Keys to power breed corrupt aides
Their titles may not be impressive, and they may operate behind the scenes, but they hold the keys to the corridors of power. They are the most valued connections businessmen and officials want to cultivate - and bribe.
They are the personal secretaries of local leaders, ministerial heads and state leaders.
These secretaries are often appointed by their bosses directly without proper recruitment procedures. The higher their bosses' positions on the ladder and the more resources the bosses control, the more powerful are their secretaries.
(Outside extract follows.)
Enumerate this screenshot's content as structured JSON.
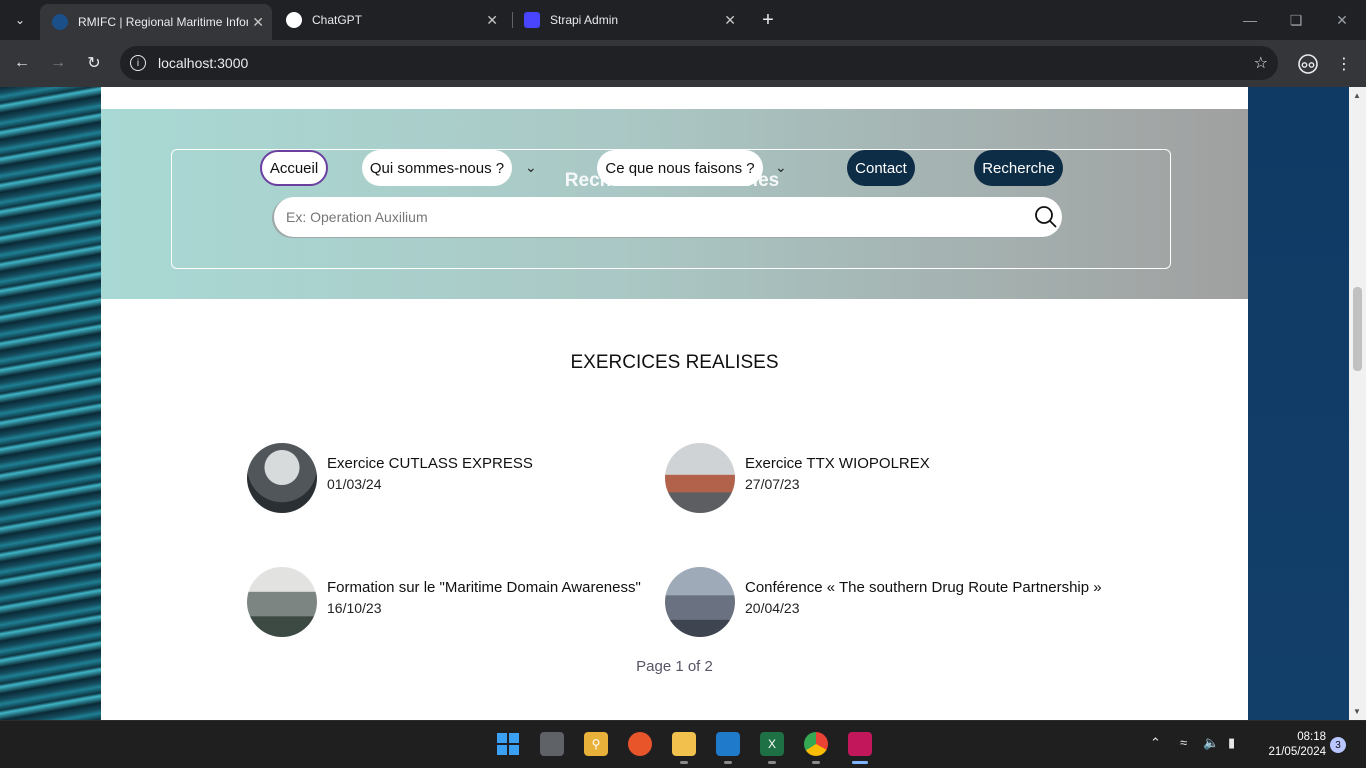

They often decide their bosses' schedules, who they meet and which functions they attend, and some may even collaborate with local officials to decide what to showcase to their bosses during inspection tours - a precious chance for local officials to impress their superiors and earn political brownie points, according to Outlook Weekly, a publication supervised by Xinhua.
Secretaries can even influence what contracts their bosses approve and award. They are also often the trusted go-betweens who receive bribes on their bosses' behalf if their bosses are corrupt.
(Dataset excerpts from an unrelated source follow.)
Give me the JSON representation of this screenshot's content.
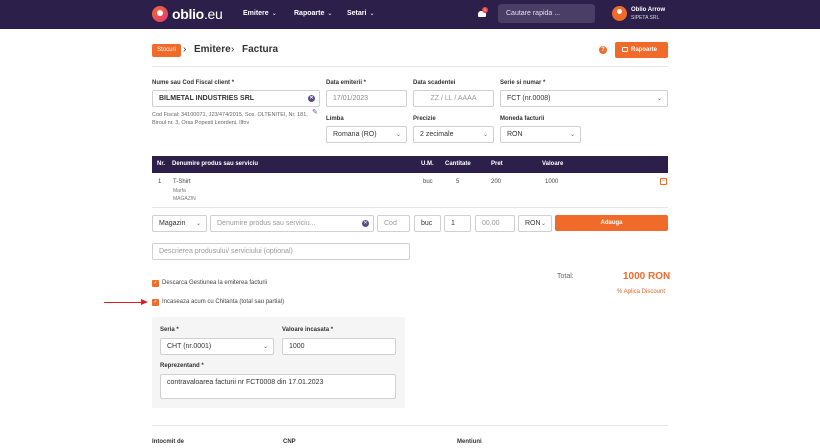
{
  "app": {
    "logo_text": "oblio",
    "logo_suffix": ".eu"
  },
  "nav": [
    {
      "label": "Emitere"
    },
    {
      "label": "Rapoarte"
    },
    {
      "label": "Setari"
    }
  ],
  "notifications": {
    "count": "1"
  },
  "search": {
    "placeholder": "Cautare rapida ..."
  },
  "user": {
    "name": "Oblio Arrow",
    "company": "SIPETA SRL"
  },
  "breadcrumb": {
    "badge": "Stocuri",
    "sep": "›",
    "level1": "Emitere",
    "level2": "Factura"
  },
  "header": {
    "help": "?",
    "reports_button": "Rapoarte"
  },
  "client": {
    "label": "Nume sau Cod Fiscal client *",
    "value": "BILMETAL INDUSTRIES SRL",
    "details": "Cod Fiscal: 34100071, J23/474/2015, Sos. OLTENITEI, Nr. 181, Biroul nr. 3, Oras Popesti Leordeni, Ilfov"
  },
  "dates": {
    "issue_label": "Data emiterii *",
    "issue_value": "17/01/2023",
    "due_label": "Data scadentei",
    "due_placeholder": "ZZ / LL / AAAA"
  },
  "series": {
    "label": "Serie si numar *",
    "value": "FCT (nr.0008)"
  },
  "language": {
    "label": "Limba",
    "value": "Romana (RO)"
  },
  "precision": {
    "label": "Precizie",
    "value": "2 zecimale"
  },
  "currency": {
    "label": "Moneda facturii",
    "value": "RON"
  },
  "table": {
    "headers": [
      "Nr.",
      "Denumire produs sau serviciu",
      "U.M.",
      "Cantitate",
      "Pret",
      "Valoare"
    ],
    "rows": [
      {
        "nr": "1",
        "name": "T-Shirt",
        "sub1": "Marfa",
        "sub2": "MAGAZIN",
        "um": "buc",
        "qty": "5",
        "price": "200",
        "value": "1000"
      }
    ]
  },
  "add_row": {
    "warehouse": "Magazin",
    "product_placeholder": "Denumire produs sau serviciu...",
    "code_placeholder": "Cod",
    "um": "buc",
    "qty": "1",
    "price_placeholder": "00.00",
    "currency": "RON",
    "add_button": "Adauga",
    "description_placeholder": "Descrierea produsului/ serviciului (optional)"
  },
  "options": {
    "stock_checkbox": "Descarca Gestiunea la emiterea facturii",
    "receipt_checkbox": "Incaseaza acum cu Chitanta (total sau partial)"
  },
  "totals": {
    "label": "Total:",
    "value": "1000 RON",
    "discount_link": "% Aplica Discount"
  },
  "receipt": {
    "series_label": "Seria *",
    "series_value": "CHT (nr.0001)",
    "amount_label": "Valoare incasata *",
    "amount_value": "1000",
    "representative_label": "Reprezentand *",
    "representative_value": "contravaloarea facturii nr FCT0008 din 17.01.2023"
  },
  "footer": {
    "issued_by": "Intocmit de",
    "cnp": "CNP",
    "mentions": "Mentiuni"
  },
  "colors": {
    "topbar": "#2c1f4a",
    "accent": "#f06a2a",
    "table_header": "#2c1f4a",
    "arrow": "#e02020"
  }
}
If their bosses have enough influence, the secretaries might obtain senior posts in the political hierarchy themselves as rewards for their services.
Official media and academics refer to the phenomenon as 'secretary corruption'.
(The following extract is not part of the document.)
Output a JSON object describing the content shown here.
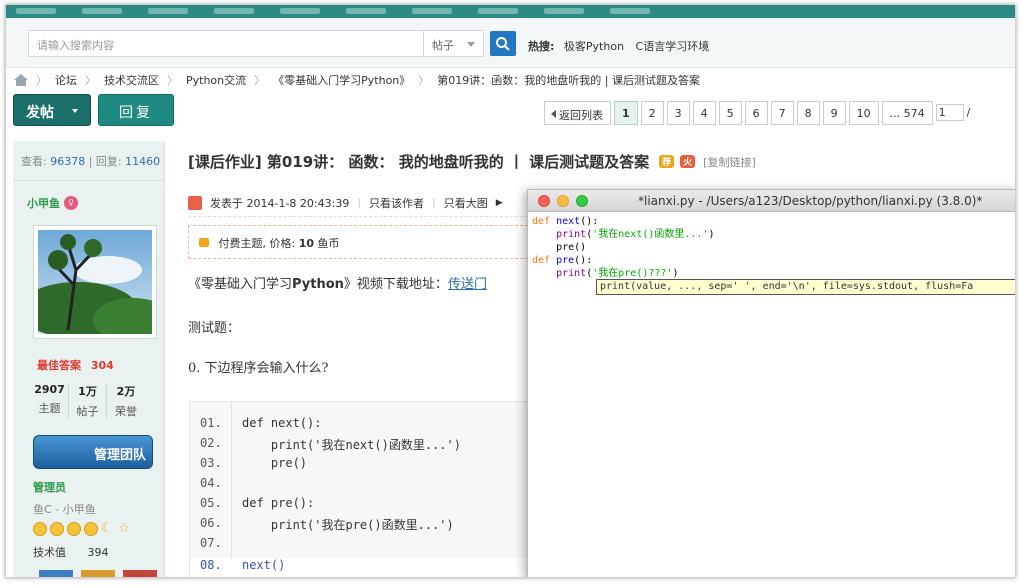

A Southern Metropolis Daily article yesterday named some of the corrupt secretaries behind disgraced bosses. Qin Yu , who was secretary to former Shanghai party secretary Chen Liangyu - sentenced to 18 years' jail for accepting 6.8 million yuan (HK$7.7 million) in bribes - was sentenced to death with a two-year reprieve.
Li Zhen , the infamous 'Henan No 1 secretary', was sentenced to death for embezzling 10.5 million yuan. Of the two secretaries employed by Zheng Xiaoyu , the former State Food and Drug Administration head who was executed for taking bribes, one was given a suspended death sentence and one was jailed for five years.
The Outlook Weekly said secretary corruption had become an important trend as secretaries were always implicated whenever a senior official was punished for corruption.
Zhang Ming , a professor of political science at Renmin University, said some secretaries might even meet to exchange news, form alliances and influence a department's policymaking.
Li Chengyan , a professor in the school of government at Peking University, told the magazine there was a lack of supervision of secretaries as other officials did not want to upset the secretaries' bosses.
Yang Zhonghong , an assistant professor at Beijing Institute of Petrochemical Technology, said personal secretaries should be appointed in the same way as other cadres and officials should not choose their own secretary.